Hilton Worldwide Holdings Inc (NYSE:HLT) today reported fourth quarter earnings and revenues, neither of which could beat analysts’ expectations. Still, the stock is up more than 6% in pre-market trading as news surrounding the company’s decision to spin off some properties and a business, brightened investors’ confidence.

The company reported adjusted earnings per share (EPS) of 22 cents for the quarter against a consensus Wall Street estimate also of 22 cents. A year ago, the company had posted adjusted EPS of 17 cents. Net income for the quarter based on Generally Accepted Accounting principles jumped five times to $814 million, translating into 82 cents per publicly traded share – an improvement that came about due to a $640 million tax benefit, the company said.

Revenues for the quarter were $2.86 billion, up 1% over the same quarter last year but lower than the average analysts’ bet of $2.96 billion. The company said lower occupancy and room rates in its Africa and Middle East segments capped the company’s top line performance during the quarter.

Spin-off of Hotel properties, Timeshares

Hilton also announced it was spinning off its real estate assets into a real estate investment trust (REIT), and also separating its Timeshare business, so as to operate as three separate companies. By the end of the year, the properties will trade publicly as REIT as well as the Timeshare business ‘Hilton Grand Vacations’, which will operate 35,000 rooms across 70 properties, the company said.
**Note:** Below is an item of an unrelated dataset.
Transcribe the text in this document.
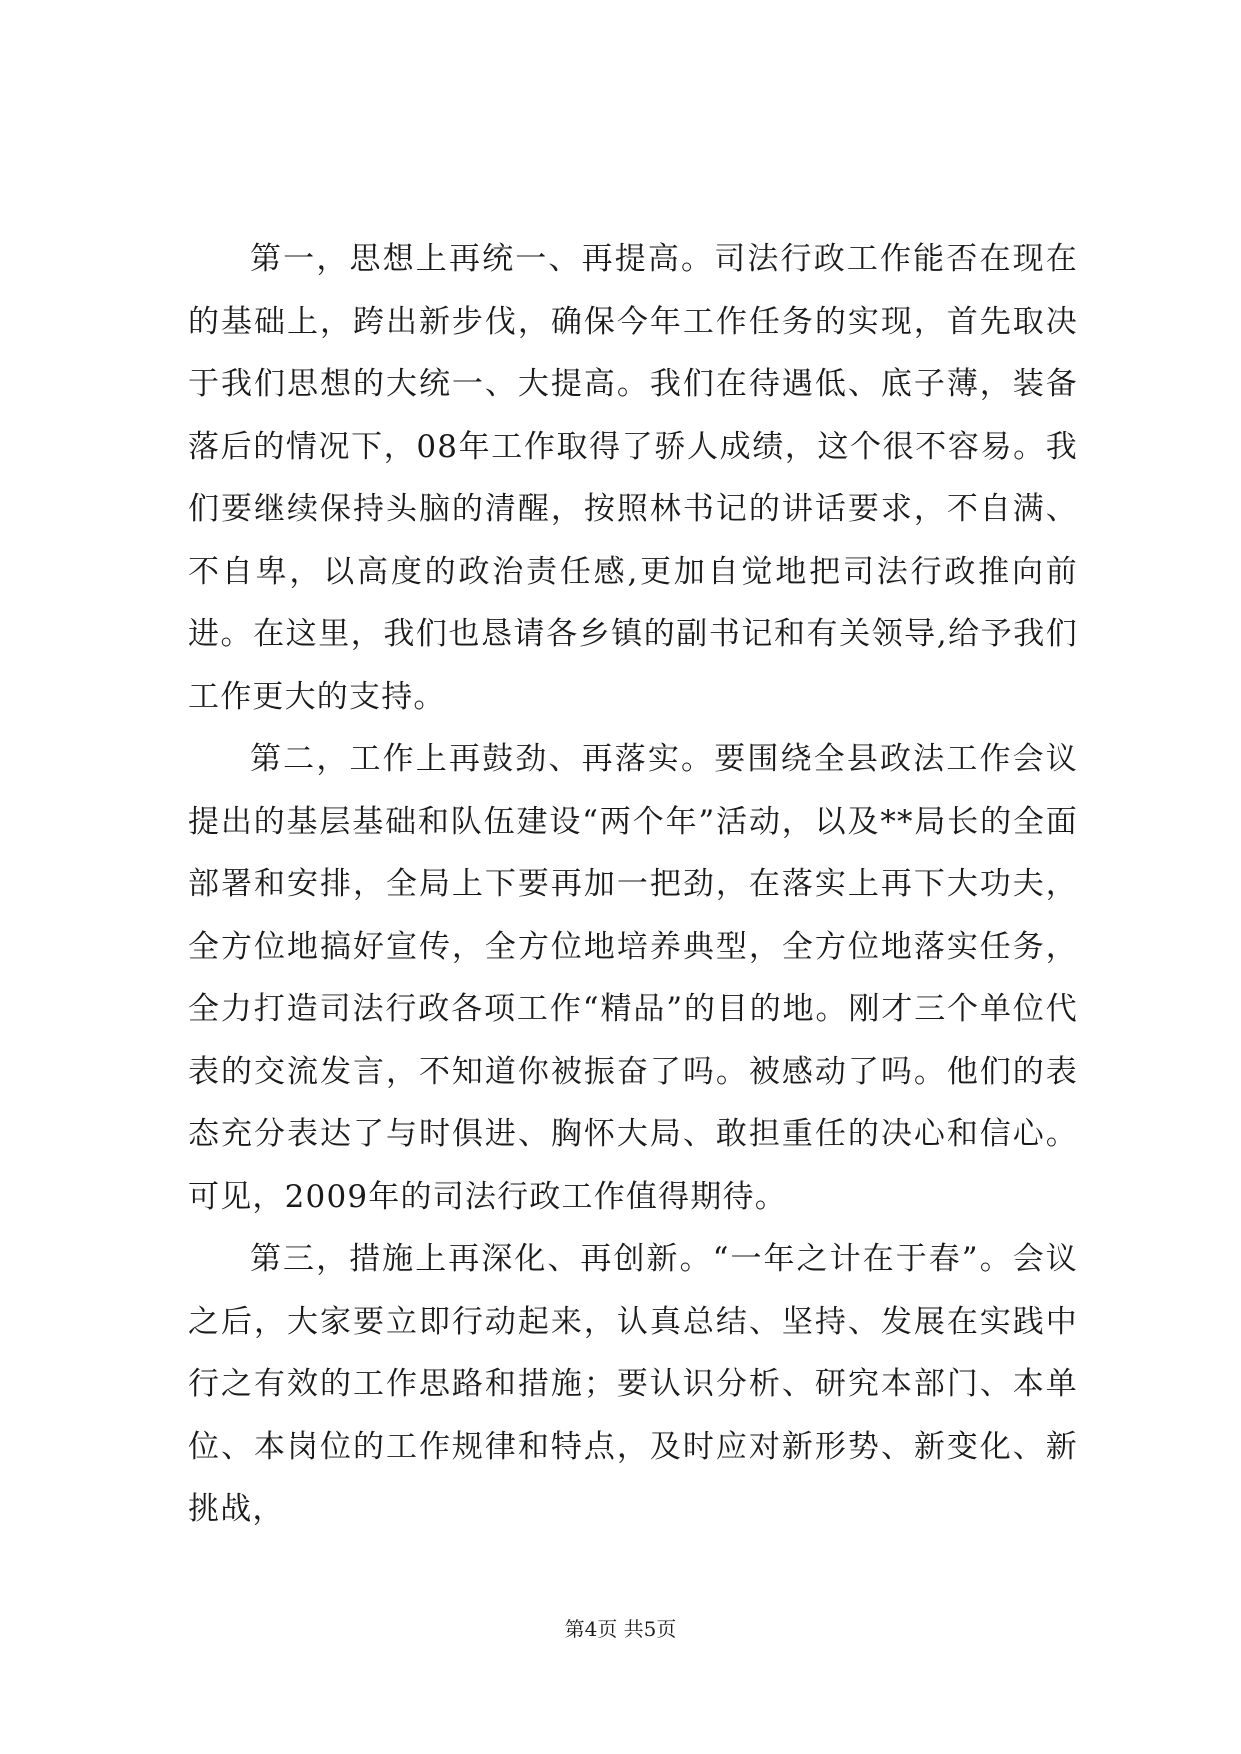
第一，思想上再统一、再提高。司法行政工作能否在现在的基础上，跨出新步伐，确保今年工作任务的实现，首先取决于我们思想的大统一、大提高。我们在待遇低、底子薄，装备落后的情况下，08年工作取得了骄人成绩，这个很不容易。我们要继续保持头脑的清醒，按照林书记的讲话要求，不自满、不自卑，以高度的政治责任感,更加自觉地把司法行政推向前进。在这里，我们也恳请各乡镇的副书记和有关领导,给予我们工作更大的支持。

第二，工作上再鼓劲、再落实。要围绕全县政法工作会议提出的基层基础和队伍建设“两个年”活动，以及**局长的全面部署和安排，全局上下要再加一把劲，在落实上再下大功夫，全方位地搞好宣传，全方位地培养典型，全方位地落实任务，全力打造司法行政各项工作“精品”的目的地。刚才三个单位代表的交流发言，不知道你被振奋了吗。被感动了吗。他们的表态充分表达了与时俱进、胸怀大局、敢担重任的决心和信心。可见，2009年的司法行政工作值得期待。

第三，措施上再深化、再创新。“一年之计在于春”。会议之后，大家要立即行动起来，认真总结、坚持、发展在实践中行之有效的工作思路和措施；要认识分析、研究本部门、本单位、本岗位的工作规律和特点，及时应对新形势、新变化、新挑战，

第4页 共5页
Analysts estimate the company’s properties to be valued in excess of $10 billion. Hilton Grand Vacations comprises 50 club resorts in Europe and the US, and accounted for about 12% of the company’s fourth quarter revenue.

The company believes operating as three separate units could unlock even more shareholder value and improve the separate entities’ valuations. Wall Street analysts also believe Hilton operating as three separate units could yield a higher combined valuation than as a whole.

US law requires REITs to distribute at least 90% of their taxable income to shareholders, an agreement that then waives of income tax liabilities for the company. Notably, several other companies with major real estate investments have spun them off into REITS over the past year. These companies include the fine dining restaurants chain operator Darden Restaurants Inc and casino operator MGM Resorts International.